In comparison: Failure to record the time of mini-jobbers can result in up to five years imprisonment for minimum wage violations and up to 30,000 euros in fines in addition to compensation (§17 Para. 1 MiLoG in conjunction with § 2a SchwarzArbG, §266a StGB, §21 Para. 3 MiLoG).
By the way:
Working time recording also brings some advantages for companies. It not only facilitates payroll and accounting, but also provides better insight into employee productivity. In the context of controls (e.g. wage audits), the documentation of working hours also saves the employer time-consuming investigations and additional requirements.
What is the best way to implement time tracking in my company?
The decision of the European Court of Justice as well as the plans of the Federal Government to revise the Time Recording Act make it indispensable for employers to deal with the issue of working time recording at an early stage.
In which way the implementation takes place is basically up to the employer. There are as many solution approaches as there are individual ideas, from manually issued timesheets to fully automated scheduling solutions. Careful preparatory work therefore not only helps to identify and eliminate deficits at an early stage, but also saves a lot of time and money in the long term.

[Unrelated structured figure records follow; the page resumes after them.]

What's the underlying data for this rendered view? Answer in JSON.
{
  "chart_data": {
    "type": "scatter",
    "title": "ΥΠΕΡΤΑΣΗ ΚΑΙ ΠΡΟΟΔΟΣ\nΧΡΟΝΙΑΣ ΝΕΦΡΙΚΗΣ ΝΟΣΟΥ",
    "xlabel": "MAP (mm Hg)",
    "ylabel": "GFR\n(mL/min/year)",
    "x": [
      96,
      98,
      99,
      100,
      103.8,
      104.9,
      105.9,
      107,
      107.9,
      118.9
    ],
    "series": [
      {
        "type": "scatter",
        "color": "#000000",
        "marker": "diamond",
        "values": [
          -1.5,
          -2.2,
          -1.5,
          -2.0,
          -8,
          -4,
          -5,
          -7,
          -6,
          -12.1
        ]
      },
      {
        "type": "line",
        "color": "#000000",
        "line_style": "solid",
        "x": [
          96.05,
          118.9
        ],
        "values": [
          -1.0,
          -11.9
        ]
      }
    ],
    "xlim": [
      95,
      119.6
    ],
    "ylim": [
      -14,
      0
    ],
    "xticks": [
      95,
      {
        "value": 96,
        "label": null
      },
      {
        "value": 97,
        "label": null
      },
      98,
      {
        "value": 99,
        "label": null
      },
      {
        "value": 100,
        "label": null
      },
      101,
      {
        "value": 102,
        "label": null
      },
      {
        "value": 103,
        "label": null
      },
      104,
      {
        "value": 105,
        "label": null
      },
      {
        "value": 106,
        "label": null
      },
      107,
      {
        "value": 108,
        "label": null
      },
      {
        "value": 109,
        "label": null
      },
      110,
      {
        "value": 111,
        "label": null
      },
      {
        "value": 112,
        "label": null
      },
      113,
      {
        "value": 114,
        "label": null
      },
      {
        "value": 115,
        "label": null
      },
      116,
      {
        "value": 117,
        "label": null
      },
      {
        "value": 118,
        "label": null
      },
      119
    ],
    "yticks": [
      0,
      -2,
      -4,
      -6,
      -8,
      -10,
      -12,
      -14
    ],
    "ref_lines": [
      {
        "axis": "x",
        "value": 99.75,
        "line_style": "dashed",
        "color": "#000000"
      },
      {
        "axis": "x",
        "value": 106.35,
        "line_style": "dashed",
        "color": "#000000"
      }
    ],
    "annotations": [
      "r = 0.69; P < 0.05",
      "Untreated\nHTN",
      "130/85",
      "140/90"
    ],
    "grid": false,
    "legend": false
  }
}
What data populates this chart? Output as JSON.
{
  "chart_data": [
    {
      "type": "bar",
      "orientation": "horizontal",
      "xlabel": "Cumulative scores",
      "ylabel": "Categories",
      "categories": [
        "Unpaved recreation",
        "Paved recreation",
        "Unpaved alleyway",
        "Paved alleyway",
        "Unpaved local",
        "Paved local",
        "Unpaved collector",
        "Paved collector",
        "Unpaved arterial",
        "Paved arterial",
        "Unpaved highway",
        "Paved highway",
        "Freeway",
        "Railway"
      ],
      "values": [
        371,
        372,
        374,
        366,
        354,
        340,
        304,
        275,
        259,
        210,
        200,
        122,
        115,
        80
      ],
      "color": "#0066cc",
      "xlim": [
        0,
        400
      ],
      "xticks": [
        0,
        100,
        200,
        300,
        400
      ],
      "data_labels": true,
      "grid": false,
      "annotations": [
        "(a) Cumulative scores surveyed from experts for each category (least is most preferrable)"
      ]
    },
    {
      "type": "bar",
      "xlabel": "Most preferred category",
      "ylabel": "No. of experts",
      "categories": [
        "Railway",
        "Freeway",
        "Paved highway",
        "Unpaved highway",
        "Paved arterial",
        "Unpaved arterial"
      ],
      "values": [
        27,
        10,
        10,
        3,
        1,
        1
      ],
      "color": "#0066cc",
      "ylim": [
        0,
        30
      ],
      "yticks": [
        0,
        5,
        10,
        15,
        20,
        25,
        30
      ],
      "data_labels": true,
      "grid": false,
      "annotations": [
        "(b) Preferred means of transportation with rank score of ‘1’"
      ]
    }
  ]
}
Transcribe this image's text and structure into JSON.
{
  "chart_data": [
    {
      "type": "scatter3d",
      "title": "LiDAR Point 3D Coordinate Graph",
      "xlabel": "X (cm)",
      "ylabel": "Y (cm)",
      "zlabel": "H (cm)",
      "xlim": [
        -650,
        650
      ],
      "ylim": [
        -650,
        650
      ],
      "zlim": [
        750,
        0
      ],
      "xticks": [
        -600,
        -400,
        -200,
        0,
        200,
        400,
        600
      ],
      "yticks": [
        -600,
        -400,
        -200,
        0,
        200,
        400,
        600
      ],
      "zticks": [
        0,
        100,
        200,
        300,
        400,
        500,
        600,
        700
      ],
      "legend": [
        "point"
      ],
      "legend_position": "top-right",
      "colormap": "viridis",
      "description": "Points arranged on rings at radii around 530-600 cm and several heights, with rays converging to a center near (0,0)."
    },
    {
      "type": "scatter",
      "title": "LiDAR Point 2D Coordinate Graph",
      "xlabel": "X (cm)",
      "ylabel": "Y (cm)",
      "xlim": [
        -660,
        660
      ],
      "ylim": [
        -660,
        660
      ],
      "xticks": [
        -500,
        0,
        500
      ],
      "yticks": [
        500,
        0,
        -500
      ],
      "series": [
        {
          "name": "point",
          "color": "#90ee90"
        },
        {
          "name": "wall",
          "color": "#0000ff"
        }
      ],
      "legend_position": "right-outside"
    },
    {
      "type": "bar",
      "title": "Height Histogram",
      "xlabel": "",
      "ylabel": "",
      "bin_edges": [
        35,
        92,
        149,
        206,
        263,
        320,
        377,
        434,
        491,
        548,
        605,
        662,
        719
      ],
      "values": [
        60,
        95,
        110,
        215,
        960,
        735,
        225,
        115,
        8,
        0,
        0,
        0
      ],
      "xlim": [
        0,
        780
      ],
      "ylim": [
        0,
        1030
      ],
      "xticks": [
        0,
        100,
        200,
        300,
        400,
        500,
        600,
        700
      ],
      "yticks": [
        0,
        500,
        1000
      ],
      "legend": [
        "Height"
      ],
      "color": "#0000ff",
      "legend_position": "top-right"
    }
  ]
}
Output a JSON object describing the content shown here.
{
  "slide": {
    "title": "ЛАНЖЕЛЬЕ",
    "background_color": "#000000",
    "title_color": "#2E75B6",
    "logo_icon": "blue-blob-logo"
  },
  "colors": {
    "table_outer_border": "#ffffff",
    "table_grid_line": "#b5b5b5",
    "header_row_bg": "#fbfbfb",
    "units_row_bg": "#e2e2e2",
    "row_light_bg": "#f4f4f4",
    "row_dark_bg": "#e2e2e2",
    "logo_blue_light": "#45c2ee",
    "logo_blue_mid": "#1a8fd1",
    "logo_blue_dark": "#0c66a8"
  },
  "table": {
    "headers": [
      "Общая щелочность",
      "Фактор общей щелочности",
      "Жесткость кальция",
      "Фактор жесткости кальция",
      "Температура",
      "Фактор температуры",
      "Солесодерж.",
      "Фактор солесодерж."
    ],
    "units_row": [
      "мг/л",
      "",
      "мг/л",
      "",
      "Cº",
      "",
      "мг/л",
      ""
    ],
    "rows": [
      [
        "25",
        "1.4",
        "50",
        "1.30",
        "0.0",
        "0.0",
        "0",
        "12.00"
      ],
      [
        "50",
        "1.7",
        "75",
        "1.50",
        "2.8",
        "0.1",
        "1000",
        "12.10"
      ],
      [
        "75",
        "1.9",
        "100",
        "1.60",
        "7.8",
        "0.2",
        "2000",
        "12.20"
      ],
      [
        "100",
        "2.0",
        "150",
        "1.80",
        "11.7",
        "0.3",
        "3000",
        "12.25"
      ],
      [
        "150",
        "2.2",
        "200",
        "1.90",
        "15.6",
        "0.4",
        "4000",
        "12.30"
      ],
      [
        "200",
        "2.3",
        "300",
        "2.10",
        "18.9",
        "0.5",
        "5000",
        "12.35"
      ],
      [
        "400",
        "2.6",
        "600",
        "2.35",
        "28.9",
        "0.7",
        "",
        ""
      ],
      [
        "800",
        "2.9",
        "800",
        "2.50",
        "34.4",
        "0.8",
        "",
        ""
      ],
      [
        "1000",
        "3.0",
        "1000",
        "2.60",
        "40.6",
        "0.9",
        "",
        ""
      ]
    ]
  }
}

In order to benefit from the advantages of time tracking from the very beginning as an employer, the use of a digital solution is almost inevitable. How entrepreneurs find the optimal software for their employees can be read in our guide to time tracking software.
What are the advantages of switching to digital working time recording?
Especially a conversion from manual to digital time recording is associated with a certain effort for long-time advocates of paper and time clock. However, this is offset by numerous advantages that will very likely have to become part of any legally compliant time recording system after the upcoming amendment of the Working Hours Act.
Time-saving: The enormous time saving is without question one of the biggest advantages of digital time recording. Time-consuming calculations of working hours or data transfers to payroll accounting are often automated with app and software programs.
Reliable: In addition, digital time recording ensures a significant reduction in the risk of errors. There is no need to fear mishaps during calculations or manual data backup with a digital solution.
Clear: Even chaotic stacks of paper and confusing tables are a thing of the past with modern programs. A large part of the available digital options prepares the data in a clear and orderly manner.
Legally compliant: Probably the most important advantage of digital working time recording is its legally compliant character. Modern programs meet the requirements of the ECJ to be reliable, accessible and objective - criteria that are difficult to guarantee with manual recording. Data protection requirements can also be taken into account quickly and easily using digital applications.
Good to know:
With Sawayo, an intelligent assistant supports employees in correctly recording their working hours. Through notifications and alerts based on legal requirements, users are permanently trained and the employer is relieved at the same time.
Conclusion
An update of the Working Time Act is only a matter of time as a result of the ruling by the European Court of Justice (ECJ). The revision of the German Working Time Act is already being implemented.
This year, for the first time, a labour court in Emden ruled against the employer because it was unable to provide documentation of working time that complied with the ECJ ruling. In order to protect themselves from lawsuits and to enable a smooth transition to the new working time recording, it makes sense for companies to deal with the issue now.
Digital solutions for recording working time are proving to be secure, cost-efficient and future-oriented. Not only do they save a considerable amount of time and enable clear data collection, they also comply with ECJ requirements: reliable, objective and accessible. Furthermore, as a rule, all data protection regulations are taken into account.